Vestas is one of the leading wind turbine manufacturers in the world. The Danish global company began over 100 years ago as a blacksmith shop in a farming village. As time evolved they focused on the growing wind energy industry. Roby Roberts, the senior vice president of external relations in the United States, shares his view of the growing composites industry.

Q: What caused Vestas’s change from a farming company to wind energy?

During the energy crisis in the 1970’s the Danish government wanted to make sure they would never be that vulnerable again. Thus, Denmark began to look towards alternative supplies so as not to rely on others who many not support our have our national interests in mind.

Q: Where do you see a large wind power potential?

Germany and Spain are already strong wind power consumers, and they will continue to grow.
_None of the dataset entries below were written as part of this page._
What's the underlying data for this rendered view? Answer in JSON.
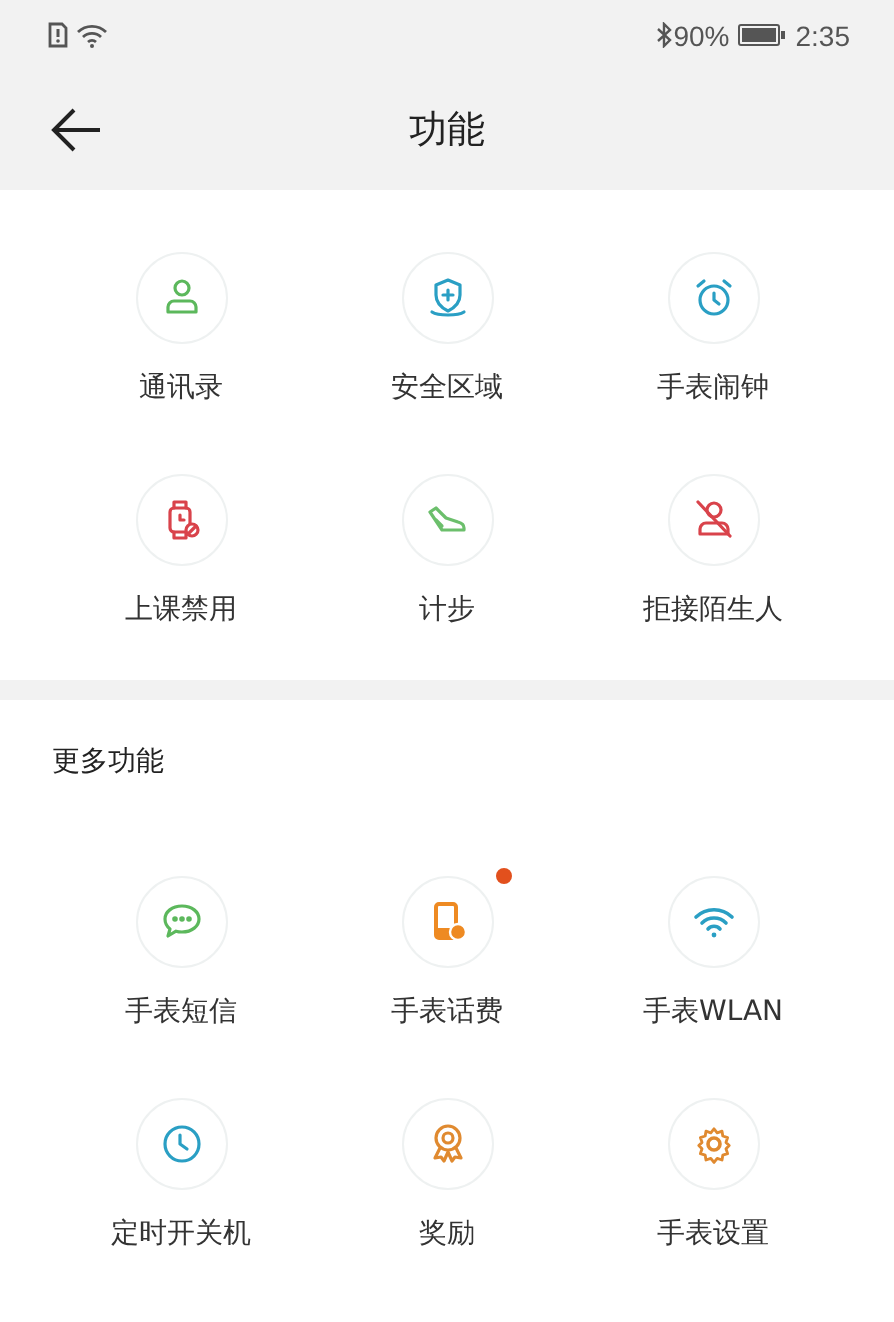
{
  "status_bar": {
    "battery": "90%",
    "time": "2:35"
  },
  "header": {
    "title": "功能"
  },
  "main_features": [
    {
      "label": "通讯录",
      "kind": "person",
      "color": "#5cb85c",
      "badge": false
    },
    {
      "label": "安全区域",
      "kind": "shield",
      "color": "#2a9fc4",
      "badge": false
    },
    {
      "label": "手表闹钟",
      "kind": "alarm",
      "color": "#2a9fc4",
      "badge": false
    },
    {
      "label": "上课禁用",
      "kind": "watch-ban",
      "color": "#d9434b",
      "badge": false
    },
    {
      "label": "计步",
      "kind": "shoe",
      "color": "#6cbf6c",
      "badge": false
    },
    {
      "label": "拒接陌生人",
      "kind": "person-ban",
      "color": "#d9434b",
      "badge": false
    }
  ],
  "more_features": {
    "title": "更多功能",
    "items": [
      {
        "label": "手表短信",
        "kind": "chat",
        "color": "#5cb85c",
        "badge": false
      },
      {
        "label": "手表话费",
        "kind": "phone-bill",
        "color": "#ee8a22",
        "badge": true
      },
      {
        "label": "手表WLAN",
        "kind": "wifi",
        "color": "#2a9fc4",
        "badge": false
      },
      {
        "label": "定时开关机",
        "kind": "clock",
        "color": "#2a9fc4",
        "badge": false
      },
      {
        "label": "奖励",
        "kind": "medal",
        "color": "#e08a30",
        "badge": false
      },
      {
        "label": "手表设置",
        "kind": "gear",
        "color": "#e08a30",
        "badge": false
      }
    ]
  }
}
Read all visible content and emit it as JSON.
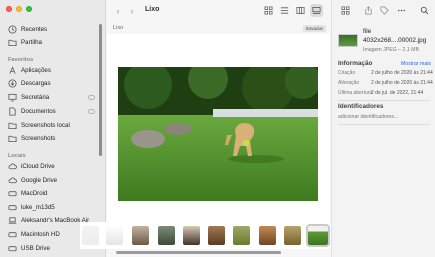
{
  "window": {
    "title": "Lixo"
  },
  "sidebar": {
    "top_items": [
      {
        "label": "Recentes",
        "icon": "clock-icon"
      },
      {
        "label": "Partilha",
        "icon": "shared-folder-icon"
      }
    ],
    "favorites_header": "Favoritos",
    "favorites": [
      {
        "label": "Aplicações",
        "icon": "applications-icon"
      },
      {
        "label": "Descargas",
        "icon": "downloads-icon"
      },
      {
        "label": "Secretária",
        "icon": "desktop-icon"
      },
      {
        "label": "Documentos",
        "icon": "documents-icon"
      },
      {
        "label": "Screenshots local",
        "icon": "folder-icon"
      },
      {
        "label": "Screenshots",
        "icon": "folder-icon"
      }
    ],
    "locations_header": "Locais",
    "locations": [
      {
        "label": "iCloud Drive",
        "icon": "cloud-icon"
      },
      {
        "label": "Google Drive",
        "icon": "cloud-icon"
      },
      {
        "label": "MacDroid",
        "icon": "disk-icon"
      },
      {
        "label": "luke_m13d5",
        "icon": "disk-icon"
      },
      {
        "label": "Aleksandr's MacBook Air",
        "icon": "laptop-icon"
      },
      {
        "label": "Macintosh HD",
        "icon": "disk-icon"
      },
      {
        "label": "USB Drive",
        "icon": "disk-icon"
      }
    ]
  },
  "pathbar": {
    "label": "Lixo",
    "empty_button": "Esvaziar"
  },
  "inspector": {
    "file_name_line1": "file",
    "file_name_line2": "4032x268....00002.jpg",
    "file_type": "Imagem JPEG – 2,1 MB",
    "info_header": "Informação",
    "show_more": "Mostrar mais",
    "rows": [
      {
        "key": "Criação",
        "value": "2 de julho de 2020 às 21:44"
      },
      {
        "key": "Alteração",
        "value": "2 de julho de 2020 às 21:44"
      },
      {
        "key": "Última abertura",
        "value": "2 de jul. de 2022, 21:44"
      }
    ],
    "tags_header": "Identificadores",
    "tags_placeholder": "adicionar identificadores..."
  },
  "colors": {
    "accent": "#2a6de2",
    "close": "#ff5f57",
    "minimize": "#febc2e",
    "zoom": "#28c840"
  }
}
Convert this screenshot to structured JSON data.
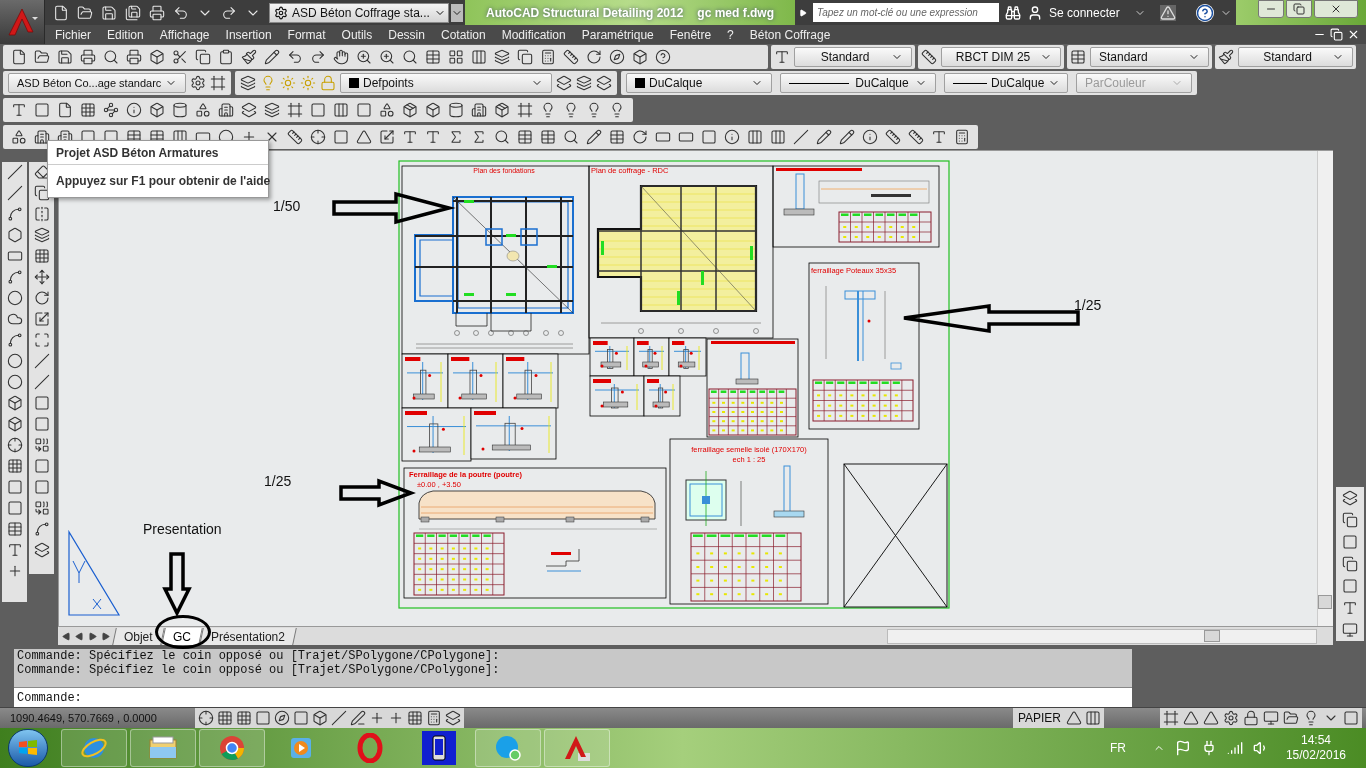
{
  "title_bar": {
    "workspace": "ASD Béton Coffrage sta...",
    "title": "AutoCAD Structural Detailing 2012",
    "file": "gc med f.dwg",
    "search": {
      "placeholder": "Tapez un mot-clé ou une expression"
    },
    "sign_in": "Se connecter"
  },
  "menu": [
    "Fichier",
    "Edition",
    "Affichage",
    "Insertion",
    "Format",
    "Outils",
    "Dessin",
    "Cotation",
    "Modification",
    "Paramétrique",
    "Fenêtre",
    "?",
    "Béton Coffrage"
  ],
  "style_dropdowns": [
    "Standard",
    "RBCT DIM 25",
    "Standard",
    "Standard"
  ],
  "properties_bar": {
    "project_style": "ASD Béton Co...age standarc",
    "layer": "Defpoints",
    "color_control": "DuCalque",
    "linetype": "DuCalque",
    "lineweight": "DuCalque",
    "plot_style": {
      "value": "ParCouleur",
      "disabled": true
    }
  },
  "tooltip": {
    "title": "Projet ASD Béton Armatures",
    "hint": "Appuyez sur F1 pour obtenir de l'aide"
  },
  "drawing": {
    "sheet_titles": [
      "Plan des fondations",
      "Plan de coffrage - RDC",
      "ferraillage Poteaux 35x35",
      "Ferraillage de la poutre (poutre)",
      "±0.00 , +3.50",
      "ferraillage semelle isolé (170X170)",
      "ech 1 : 25"
    ],
    "annotations": [
      "1/50",
      "1/25",
      "1/25",
      "Presentation"
    ]
  },
  "layout_tabs": [
    {
      "label": "Objet",
      "selected": false
    },
    {
      "label": "GC",
      "selected": true
    },
    {
      "label": "Présentation2",
      "selected": false
    }
  ],
  "command_history": [
    "Commande: Spécifiez le coin opposé ou [Trajet/SPolygone/CPolygone]:",
    "Commande: Spécifiez le coin opposé ou [Trajet/SPolygone/CPolygone]:"
  ],
  "command_prompt": "Commande:",
  "status_bar": {
    "coordinates": "1090.4649, 570.7669 , 0.0000",
    "space": "PAPIER"
  },
  "taskbar": {
    "language": "FR",
    "time": "14:54",
    "date": "15/02/2016"
  }
}
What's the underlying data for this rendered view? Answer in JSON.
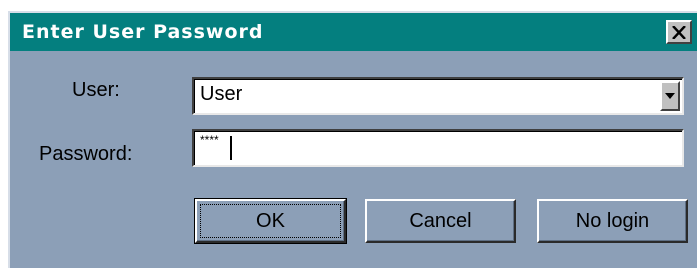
{
  "dialog": {
    "title": "Enter User Password",
    "close_glyph": "✕",
    "close_icon": "close-icon"
  },
  "form": {
    "user_label": "User:",
    "user_value": "User",
    "user_dropdown_icon": "chevron-down-icon",
    "password_label": "Password:",
    "password_mask": "****"
  },
  "buttons": {
    "ok_label": "OK",
    "cancel_label": "Cancel",
    "nologin_label": "No login"
  }
}
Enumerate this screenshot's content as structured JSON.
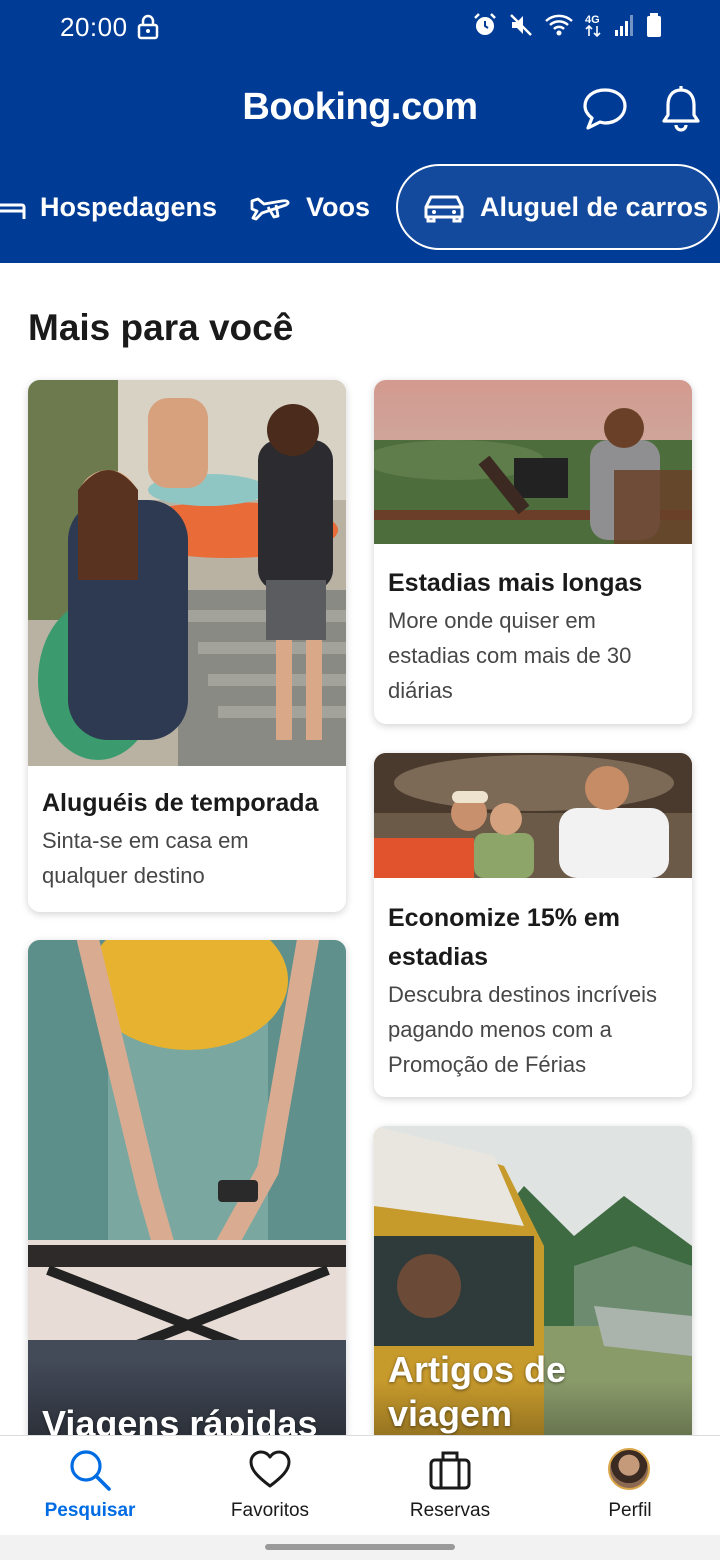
{
  "status_bar": {
    "time": "20:00",
    "icons": [
      "lock-icon",
      "alarm-icon",
      "mute-icon",
      "wifi-icon",
      "4g-icon",
      "signal-icon",
      "battery-icon"
    ]
  },
  "header": {
    "brand": "Booking.com",
    "chat_icon": "chat-bubble-icon",
    "bell_icon": "bell-icon"
  },
  "nav_tabs": [
    {
      "label": "Hospedagens",
      "icon": "bed-icon",
      "active": false
    },
    {
      "label": "Voos",
      "icon": "plane-icon",
      "active": false
    },
    {
      "label": "Aluguel de carros",
      "icon": "car-icon",
      "active": true
    }
  ],
  "section": {
    "title": "Mais para você",
    "cards": [
      {
        "title": "Aluguéis de temporada",
        "description": "Sinta-se em casa em qualquer destino"
      },
      {
        "title": "Estadias mais longas",
        "description": "More onde quiser em estadias com mais de 30 diárias"
      },
      {
        "title": "Economize 15% em estadias",
        "description": "Descubra destinos incríveis pagando menos com a Promoção de Férias"
      },
      {
        "title": "Viagens rápidas"
      },
      {
        "title": "Artigos de viagem"
      }
    ]
  },
  "bottom_nav": [
    {
      "label": "Pesquisar",
      "icon": "search-icon",
      "active": true
    },
    {
      "label": "Favoritos",
      "icon": "heart-icon",
      "active": false
    },
    {
      "label": "Reservas",
      "icon": "suitcase-icon",
      "active": false
    },
    {
      "label": "Perfil",
      "icon": "avatar",
      "active": false
    }
  ],
  "colors": {
    "brand_blue": "#003b95",
    "active_blue": "#006ce4",
    "text_dark": "#1a1a1a",
    "text_muted": "#474747"
  }
}
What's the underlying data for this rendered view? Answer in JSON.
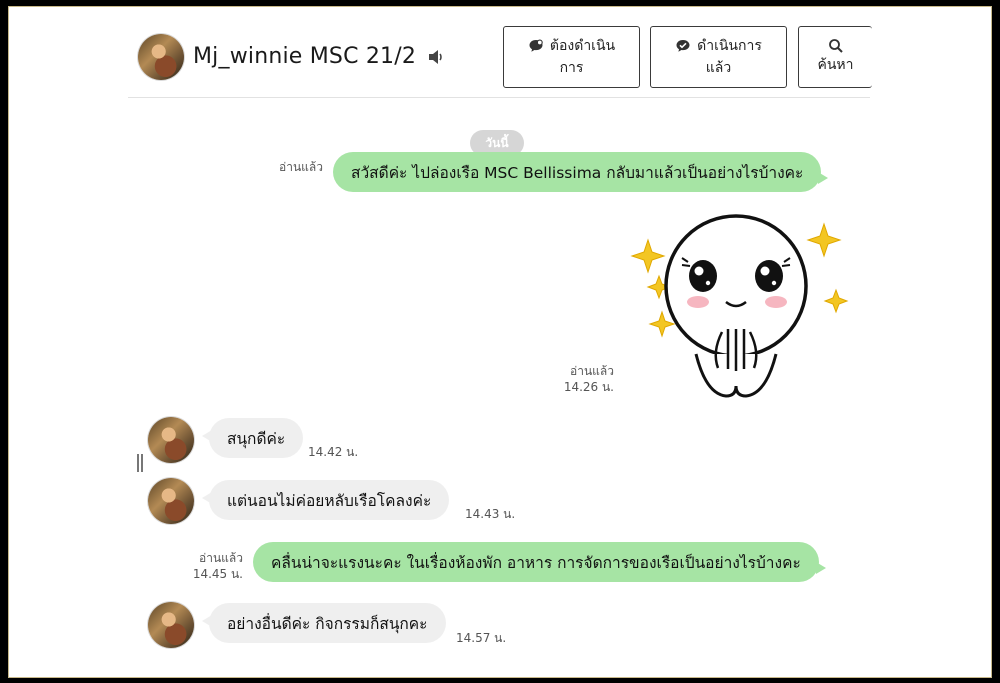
{
  "header": {
    "title": "Mj_winnie MSC 21/2",
    "speaker_icon": "speaker-icon",
    "buttons": {
      "todo": {
        "line1": "ต้องดำเนิน",
        "line2": "การ",
        "icon": "chat-bubble-icon"
      },
      "done": {
        "line1": "ดำเนินการ",
        "line2": "แล้ว",
        "icon": "check-bubble-icon"
      },
      "search": {
        "label": "ค้นหา",
        "icon": "search-icon"
      }
    }
  },
  "date_chip": "วันนี้",
  "messages": [
    {
      "side": "out",
      "text": "สวัสดีค่ะ ไปล่องเรือ MSC Bellissima กลับมาแล้วเป็นอย่างไรบ้างคะ",
      "read": "อ่านแล้ว",
      "time": ""
    },
    {
      "side": "out",
      "type": "sticker",
      "sticker_name": "pleading-face-sticker",
      "read": "อ่านแล้ว",
      "time": "14.26 น."
    },
    {
      "side": "in",
      "text": "สนุกดีค่ะ",
      "time": "14.42 น."
    },
    {
      "side": "in",
      "text": "แต่นอนไม่ค่อยหลับเรือโคลงค่ะ",
      "time": "14.43 น."
    },
    {
      "side": "out",
      "text": "คลื่นน่าจะแรงนะคะ  ในเรื่องห้องพัก อาหาร การจัดการของเรือเป็นอย่างไรบ้างคะ",
      "read": "อ่านแล้ว",
      "time": "14.45 น."
    },
    {
      "side": "in",
      "text": "อย่างอื่นดีค่ะ กิจกรรมก็สนุกคะ",
      "time": "14.57 น."
    }
  ],
  "colors": {
    "outgoing_bubble": "#a6e4a4",
    "incoming_bubble": "#efefef",
    "frame": "#000000"
  }
}
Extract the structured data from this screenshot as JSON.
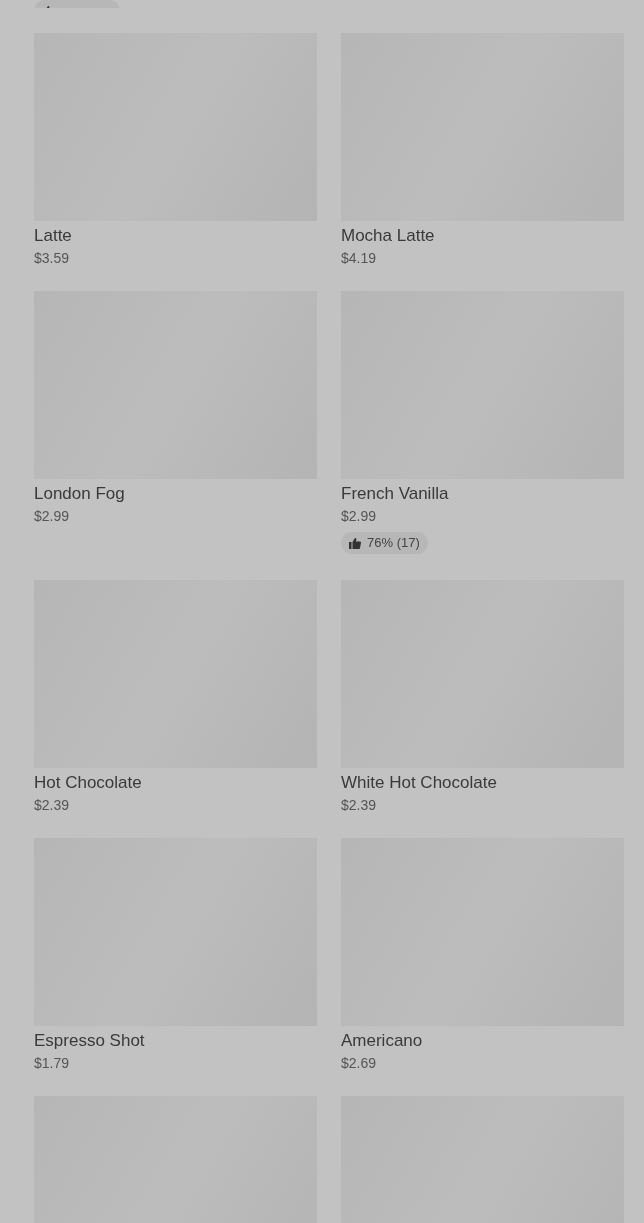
{
  "top_rating": {
    "kind": "cut"
  },
  "products": [
    {
      "kind": "product",
      "name": "Latte",
      "price": "$3.59"
    },
    {
      "kind": "product",
      "name": "Mocha Latte",
      "price": "$4.19"
    },
    {
      "kind": "product",
      "name": "London Fog",
      "price": "$2.99"
    },
    {
      "kind": "product",
      "name": "French Vanilla",
      "price": "$2.99",
      "rating": "76% (17)"
    },
    {
      "kind": "product",
      "name": "Hot Chocolate",
      "price": "$2.39"
    },
    {
      "kind": "product",
      "name": "White Hot Chocolate",
      "price": "$2.39"
    },
    {
      "kind": "product",
      "name": "Espresso Shot",
      "price": "$1.79"
    },
    {
      "kind": "product",
      "name": "Americano",
      "price": "$2.69"
    },
    {
      "kind": "picture"
    },
    {
      "kind": "picture"
    }
  ]
}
There is also a growing demand within China as well as a lot of potential in the U.S. However,  it is more difficult to grow within the U.S. because the U.S. has a harder time looking at long-term energy policy.

Q: To date, how many wind turbines have you installed?

We have installed over 38,000 turbines in 63 countries. The majority of those turbines are located in Europe, with the U.S. in a close second.

Q: How does your company stay competitive?

Being a global company helps us stay competitive because at any given point some markets will be up and some will be down, so it helps level the playing field. In the past few years we’ve had growth and are now focused on hiring the right people and building factories.

Q: In your opinion, what would help the composites industry expand?

Composites are critical to our industry structurally. We invest a great deal, including partnering with others, in wind blade R&D. We need help creating turbines that create more efficient wind flow and capture more energy.

Q: How do these partnerships help your company?

Of course we like to grow our own talent, but on the research side it is invaluable to get different minds and different people looking at things in a new way.

Q: What business/legislative progress is Vestas most looking forward to in the coming year?

Businesswise, we are preparing for big growth in North America. We built one factory and are now doing three others.

On the legislative end, we are anxious to see what will come out of the United Nations Climate Change Conference this December in Copenhagen, Denmark. We wonder how it will affect our market because whatever decisions come out of it will be an important driver for our industry. Of course it will take some time for rules to be written and a carbon process to get started. We are optimistic because there is a consensus for global change, but it is a fine line. For example, how will the cap and trade be set-up?